In the words of Capitals coach Barry Trotz, Alex Ovechkin was “on a mission” this postseason. At age 32, he scored a team-record 15 playoff goals, won the Conn Smythe Trophy as playoff MVP and has been celebrating as only he could. The captain’s attention to detail produced a more complete game, according to general manager Brian MacLellan. But Ovechkin’s maturation was just one of a number of changes this spring that finally let the Capitals triumph after years of premature playoff exits.
Develop a killer instinct
Former Capitals forward Justin Williams, a three-time Stanley Cup winner, often said that championship teams know how to “seize the moment,” how to sense opportunities as they happen, not in retrospect. The issue with previous Caps teams, Williams believed, was a tendency to let big moments slip away. This year’s Capitals had no such problem. This spring, Washington became the third champion in NHL history to clinch all four series on the road. In nine previous postseasons, the Caps were just 6-15 in potential series-clinching games and twice blew 3-1 leads (2010, 2015). When the Caps built a 3-1 lead in the finals, coach Barry Trotz was asked about that history. “I don’t think we were mentally in the place we are now,” he said. “We’re a totally different team.”
Become immune to adversity
The 2018 Capitals may have been the most resilient team in the Ovechkin era, becoming just the second team to win the Cup after trailing in all four series.
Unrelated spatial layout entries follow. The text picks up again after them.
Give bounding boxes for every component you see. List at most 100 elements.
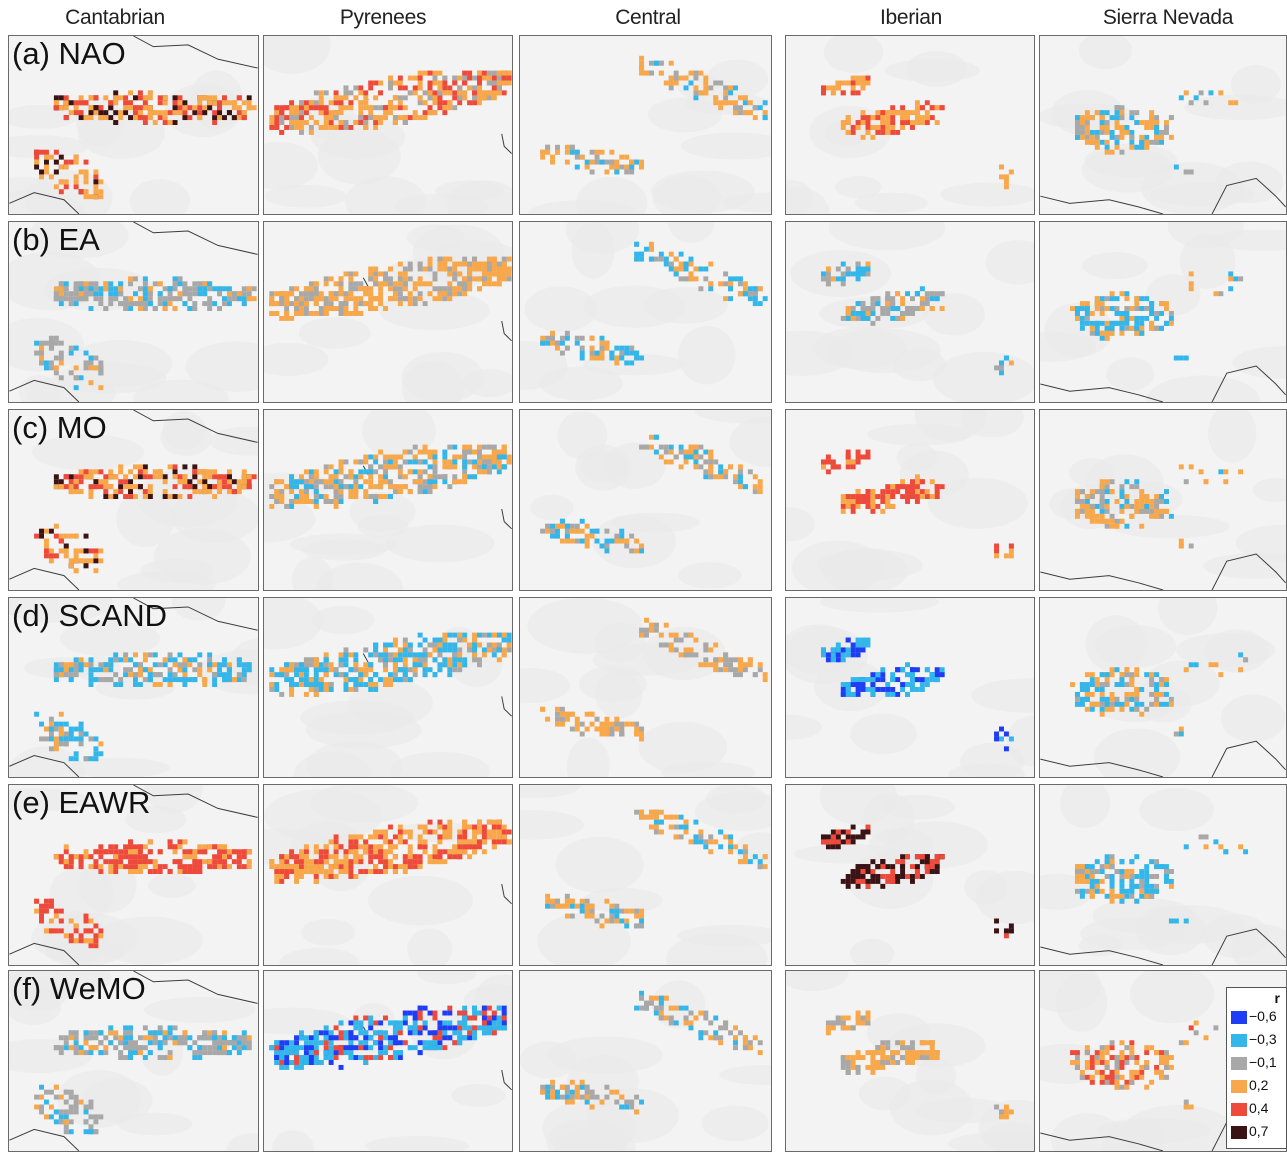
correlation-pixel	[481, 469, 487, 475]
correlation-pixel	[348, 652, 354, 658]
correlation-pixel	[648, 60, 654, 66]
correlation-pixel	[559, 716, 565, 722]
correlation-pixel	[103, 484, 109, 490]
correlation-pixel	[1129, 503, 1135, 509]
correlation-pixel	[693, 70, 699, 76]
correlation-pixel	[1089, 682, 1095, 688]
correlation-pixel	[728, 286, 734, 292]
correlation-pixel	[427, 261, 433, 267]
correlation-pixel	[313, 672, 319, 678]
correlation-pixel	[1163, 320, 1169, 326]
correlation-pixel	[142, 291, 148, 297]
correlation-pixel	[207, 667, 213, 673]
correlation-pixel	[1104, 503, 1110, 509]
correlation-pixel	[747, 662, 753, 668]
correlation-pixel	[559, 706, 565, 712]
correlation-pixel	[128, 672, 134, 678]
correlation-pixel	[187, 115, 193, 121]
correlation-pixel	[241, 286, 247, 292]
correlation-pixel	[703, 80, 709, 86]
correlation-pixel	[1144, 296, 1150, 302]
correlation-pixel	[1079, 125, 1085, 130]
correlation-pixel	[368, 276, 374, 282]
correlation-pixel	[303, 484, 309, 490]
correlation-pixel	[323, 682, 329, 688]
correlation-pixel	[197, 479, 203, 485]
correlation-pixel	[865, 261, 871, 267]
correlation-pixel	[73, 751, 79, 757]
correlation-pixel	[1084, 513, 1090, 519]
correlation-pixel	[648, 627, 654, 633]
correlation-pixel	[368, 474, 374, 480]
correlation-pixel	[432, 469, 438, 475]
correlation-pixel	[688, 271, 694, 277]
correlation-pixel	[437, 266, 443, 272]
correlation-pixel	[472, 100, 477, 106]
correlation-pixel	[53, 479, 59, 485]
correlation-pixel	[48, 731, 54, 737]
correlation-pixel	[338, 479, 344, 485]
correlation-pixel	[68, 484, 74, 490]
correlation-pixel	[197, 672, 203, 678]
correlation-pixel	[172, 296, 178, 302]
correlation-pixel	[683, 652, 689, 658]
correlation-pixel	[388, 266, 393, 272]
correlation-pixel	[78, 115, 84, 121]
correlation-pixel	[693, 459, 699, 465]
correlation-pixel	[835, 85, 841, 91]
correlation-pixel	[48, 721, 54, 727]
correlation-pixel	[412, 115, 418, 121]
correlation-pixel	[432, 657, 438, 663]
correlation-pixel	[865, 75, 871, 81]
correlation-pixel	[402, 266, 408, 272]
terrain-shade	[854, 192, 928, 214]
correlation-pixel	[128, 281, 134, 287]
correlation-pixel	[303, 657, 309, 663]
correlation-pixel	[432, 672, 438, 678]
correlation-pixel	[172, 677, 178, 683]
correlation-pixel	[821, 90, 826, 96]
correlation-pixel	[212, 100, 218, 106]
correlation-pixel	[462, 261, 468, 267]
correlation-pixel	[373, 281, 379, 287]
correlation-pixel	[417, 484, 423, 490]
correlation-pixel	[437, 642, 443, 648]
correlation-pixel	[299, 100, 304, 106]
coastline	[501, 508, 512, 530]
correlation-pixel	[44, 736, 49, 742]
correlation-pixel	[182, 657, 188, 663]
correlation-pixel	[123, 484, 129, 490]
correlation-pixel	[885, 306, 891, 312]
correlation-pixel	[98, 194, 104, 200]
correlation-pixel	[1104, 149, 1110, 155]
correlation-pixel	[865, 311, 871, 316]
correlation-pixel	[427, 256, 433, 262]
correlation-pixel	[1099, 320, 1105, 326]
correlation-pixel	[187, 662, 193, 668]
correlation-pixel	[412, 667, 418, 673]
correlation-pixel	[299, 120, 304, 125]
correlation-pixel	[733, 276, 738, 282]
correlation-pixel	[1079, 696, 1085, 702]
correlation-pixel	[486, 271, 492, 277]
correlation-pixel	[427, 281, 433, 287]
correlation-pixel	[241, 110, 247, 116]
correlation-pixel	[713, 80, 719, 86]
correlation-pixel	[137, 115, 143, 121]
correlation-pixel	[397, 75, 403, 81]
correlation-pixel	[432, 474, 438, 480]
correlation-pixel	[457, 75, 463, 81]
correlation-pixel	[1129, 134, 1135, 140]
correlation-pixel	[840, 125, 846, 130]
correlation-pixel	[207, 489, 213, 495]
correlation-pixel	[472, 261, 478, 267]
correlation-pixel	[1089, 691, 1095, 697]
correlation-pixel	[128, 276, 134, 282]
correlation-pixel	[392, 80, 398, 86]
correlation-pixel	[890, 494, 896, 500]
correlation-pixel	[103, 662, 109, 668]
correlation-pixel	[457, 662, 463, 668]
correlation-pixel	[452, 444, 458, 450]
correlation-pixel	[388, 110, 393, 116]
correlation-pixel	[133, 474, 138, 480]
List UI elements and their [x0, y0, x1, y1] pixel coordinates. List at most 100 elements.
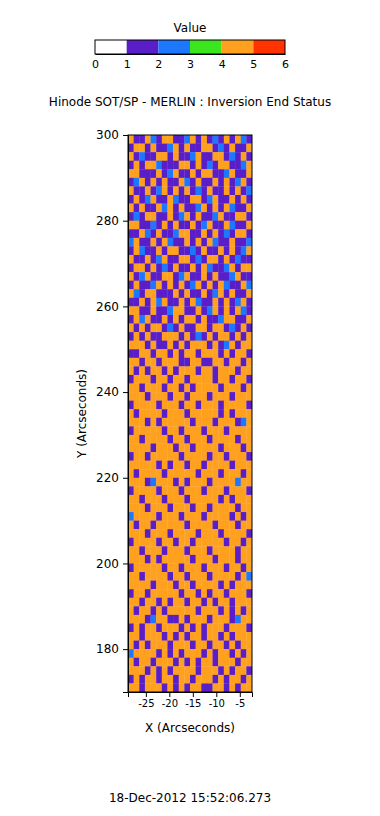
x-tick: -5: [235, 692, 245, 709]
heatmap-cell: [139, 435, 145, 444]
heatmap-cell: [145, 478, 151, 487]
heatmap-cell: [196, 375, 202, 384]
heatmap-cell: [213, 478, 219, 487]
heatmap-cell: [145, 289, 151, 298]
heatmap-cell: [207, 384, 213, 393]
heatmap-cell: [162, 392, 168, 401]
colorbar-bin: [95, 40, 127, 54]
heatmap-cell: [173, 384, 179, 393]
heatmap-cell: [218, 495, 224, 504]
heatmap-cell: [184, 169, 190, 178]
heatmap-cell: [167, 486, 173, 495]
heatmap-cell: [207, 221, 213, 230]
heatmap-cell: [229, 341, 235, 350]
heatmap-cell: [134, 375, 140, 384]
heatmap-cell: [246, 152, 252, 161]
heatmap-cell: [184, 341, 190, 350]
heatmap-cell: [218, 632, 224, 641]
heatmap-cell: [190, 384, 196, 393]
heatmap-cell: [201, 418, 207, 427]
heatmap-cell: [156, 401, 162, 410]
y-tick-mark: [123, 135, 128, 136]
heatmap-cell: [235, 238, 241, 247]
heatmap-cell: [162, 144, 168, 153]
heatmap-cell: [196, 563, 202, 572]
heatmap-cell: [167, 255, 173, 264]
heatmap-cell: [246, 229, 252, 238]
heatmap-cell: [218, 306, 224, 315]
heatmap-cell: [179, 281, 185, 290]
heatmap-cell: [246, 435, 252, 444]
heatmap-cell: [134, 144, 140, 153]
heatmap-cell: [184, 478, 190, 487]
heatmap-cell: [224, 272, 230, 281]
heatmap-cell: [229, 615, 235, 624]
heatmap-cell: [229, 435, 235, 444]
heatmap-cell: [139, 452, 145, 461]
heatmap-cell: [179, 606, 185, 615]
heatmap-cell: [151, 144, 157, 153]
heatmap-cell: [184, 512, 190, 521]
heatmap-cell: [173, 358, 179, 367]
heatmap-cell: [246, 529, 252, 538]
heatmap-cell: [196, 443, 202, 452]
heatmap-cell: [139, 349, 145, 358]
heatmap-cell: [179, 409, 185, 418]
heatmap-cell: [145, 538, 151, 547]
heatmap-cell: [213, 221, 219, 230]
heatmap-cell: [145, 281, 151, 290]
heatmap-cell: [229, 332, 235, 341]
heatmap-cell: [151, 435, 157, 444]
heatmap-cell: [139, 375, 145, 384]
heatmap-cell: [229, 581, 235, 590]
heatmap-cell: [151, 495, 157, 504]
heatmap-cell: [167, 246, 173, 255]
heatmap-cell: [241, 315, 247, 324]
y-axis: 180200220240260280300: [96, 128, 128, 692]
heatmap-cell: [224, 649, 230, 658]
heatmap-cell: [224, 546, 230, 555]
heatmap-cell: [224, 615, 230, 624]
heatmap-cell: [207, 144, 213, 153]
heatmap-cell: [139, 632, 145, 641]
heatmap-cell: [156, 658, 162, 667]
heatmap-cell: [167, 495, 173, 504]
y-tick-mark: [123, 306, 128, 307]
heatmap-cell: [190, 401, 196, 410]
heatmap-cell: [229, 298, 235, 307]
heatmap-cell: [229, 675, 235, 684]
heatmap-cell: [162, 469, 168, 478]
colorbar-tick-label: 0: [92, 58, 99, 71]
heatmap-cell: [167, 555, 173, 564]
heatmap-cell: [179, 538, 185, 547]
heatmap-cell: [167, 366, 173, 375]
title: Hinode SOT/SP - MERLIN : Inversion End S…: [49, 95, 331, 109]
heatmap-cell: [235, 409, 241, 418]
heatmap-cell: [196, 461, 202, 470]
heatmap-cell: [246, 212, 252, 221]
heatmap-cell: [207, 178, 213, 187]
heatmap-cell: [224, 229, 230, 238]
heatmap-cell: [207, 289, 213, 298]
heatmap-cell: [134, 221, 140, 230]
heatmap-cell: [179, 272, 185, 281]
heatmap-cell: [241, 135, 247, 144]
heatmap-cell: [229, 264, 235, 273]
heatmap-cell: [173, 555, 179, 564]
heatmap-cell: [201, 366, 207, 375]
heatmap-cell: [145, 606, 151, 615]
heatmap-cell: [246, 315, 252, 324]
heatmap-cell: [139, 606, 145, 615]
heatmap-cell: [134, 238, 140, 247]
heatmap-cell: [156, 375, 162, 384]
heatmap-cell: [156, 512, 162, 521]
heatmap-cell: [241, 384, 247, 393]
heatmap-cell: [151, 418, 157, 427]
heatmap-cell: [196, 341, 202, 350]
heatmap-cell: [201, 169, 207, 178]
heatmap-cell: [241, 169, 247, 178]
heatmap-cell: [151, 555, 157, 564]
heatmap-cell: [173, 675, 179, 684]
heatmap-cell: [213, 161, 219, 170]
heatmap-cell: [213, 546, 219, 555]
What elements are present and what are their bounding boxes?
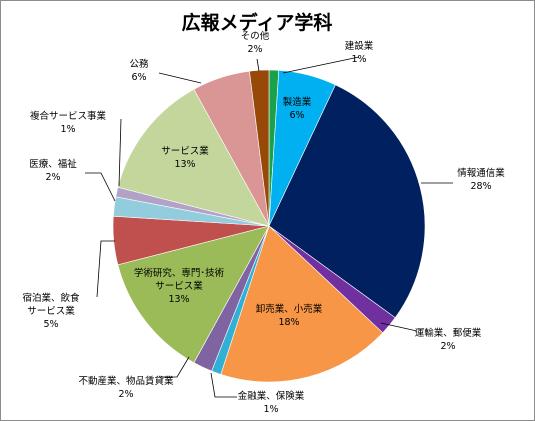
slice-percent-label: 5% — [43, 319, 58, 330]
slice-percent-label: 6% — [131, 72, 146, 83]
leader-line — [85, 172, 116, 202]
slice-percent-label: 13% — [174, 159, 195, 170]
slice-name-label: 建設業 — [345, 40, 374, 52]
leader-line — [158, 72, 202, 84]
slice-percent-label: 18% — [278, 317, 299, 328]
slice-percent-label: 2% — [247, 44, 262, 55]
slice-percent-label: 1% — [351, 54, 366, 65]
pie-slice — [220, 225, 384, 383]
slice-name-label: 宿泊業、飲食サービス業 — [22, 292, 80, 317]
slice-percent-label: 2% — [440, 341, 455, 352]
leader-line — [159, 356, 190, 378]
slice-name-label: 運輸業、郵便業 — [415, 327, 482, 339]
slice-name-label: サービス業 — [161, 145, 209, 157]
leader-line — [118, 118, 122, 187]
leader-line — [256, 58, 260, 72]
slice-percent-label: 1% — [263, 404, 278, 415]
leader-lines — [85, 56, 453, 398]
slice-percent-label: 28% — [470, 181, 491, 192]
pie-slice — [117, 88, 270, 227]
slice-percent-label: 13% — [168, 294, 189, 305]
leader-line — [282, 56, 360, 74]
slice-name-label: その他 — [241, 30, 270, 42]
slice-percent-label: 1% — [60, 124, 75, 135]
slice-percent-label: 2% — [118, 389, 133, 400]
leader-line — [210, 372, 237, 398]
slice-percent-label: 6% — [289, 110, 304, 121]
slice-name-label: 卸売業、小売業 — [256, 303, 323, 315]
leader-line — [380, 322, 418, 332]
slice-name-label: 製造業 — [283, 96, 312, 108]
slice-name-label: 複合サービス事業 — [30, 110, 107, 122]
slice-name-label: 公務 — [129, 58, 149, 70]
leader-line — [96, 240, 115, 298]
slice-name-label: 情報通信業 — [457, 167, 505, 179]
slice-name-label: 学術研究、専門･技術サービス業 — [134, 267, 225, 292]
slice-name-label: 金融業、保険業 — [238, 390, 305, 402]
pie-slices — [112, 69, 426, 383]
slice-percent-label: 2% — [45, 172, 60, 183]
slice-name-label: 医療、福祉 — [29, 158, 77, 170]
chart-title: 広報メディア学科 — [182, 11, 333, 34]
slice-name-label: 不動産業、物品賃貸業 — [78, 375, 174, 387]
pie-slice — [268, 84, 426, 319]
pie-slice — [117, 225, 270, 364]
data-labels: 建設業 1% 製造業 6% 情報通信業 28% 運輸業、郵便業 2% 卸売業、小売業 18% 金融業… — [22, 30, 505, 415]
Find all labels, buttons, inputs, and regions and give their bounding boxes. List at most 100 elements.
The Caps tied an NHL record with 10 road wins in the playoffs, climbed out of a 2-0 hole in Round 1 and eliminated the Penguins in Round 2 despite playing Game 6 without Nicklas Backstrom, Andre Burakovsky and Tom Wilson. Their lineup that night featured five rookies, including two making their postseason debuts. Washington avoided elimination in the East finals thanks to shutouts by Braden Holtby in Games 6 and 7. The whole run was a far cry from 2010, when the Presidents’ Trophy-winning Capitals had a 3-1 series lead on the Canadiens but let a rerouted flight from Montreal and a night stranded on the tarmac in Baltimore disrupt their momentum.
Stack talent at center
Stability down the middle eluded the Capitals earlier this decade with a revolving cast of centers playing behind stalwart Nicklas Backstrom. The Capitals won one playoff series from 2010 through 2014, relying on a collection of rentals that included Brendan Morrison, Eric Belanger, Jason Arnott, Mike Ribeiro and Mikhail Grabovski. None spent more than a season in D.C. By contrast, this year’s team had the depth to weather the loss of Backstrom for four playoff games. Evgeny Kuznetsov was the postseason’s leading scorer with 32 points in 24 games. Lars Eller came through with a double-overtime game-winner against Columbus and the series clincher against Vegas. Veteran Jay Beagle had the finest postseason faceoff rate (60.1 percent) of any player who took at least 125 draws.
Stash scorers in reserve
Last year, Lars Eller, Jay Beagle and Daniel Winnik were all held without a goal in 13 playoff games. Brett Connolly, who had a career-high 15 goals that season, was held pointless in seven postseason games and was eventually scratched. In seven games against the Penguins that year, not one bottom-six forward scored for the Capitals. In this year’s second-round series against Pittsburgh, nine Caps forwards scored, and five had multiple goals. Devante Smith-Pelly, who had seven goals in the regular season, scored three in six finals games. Eller (seven goals) and Connolly (six goals) rebounded from last year’s paltry postseason totals. Rookie Jakub Vrana opened the scoring in the Capitals’ Cup-clinching Game 5 win. Fellow rookie Chandler Stephenson played all 24 playoff games and scored two goals with seven points.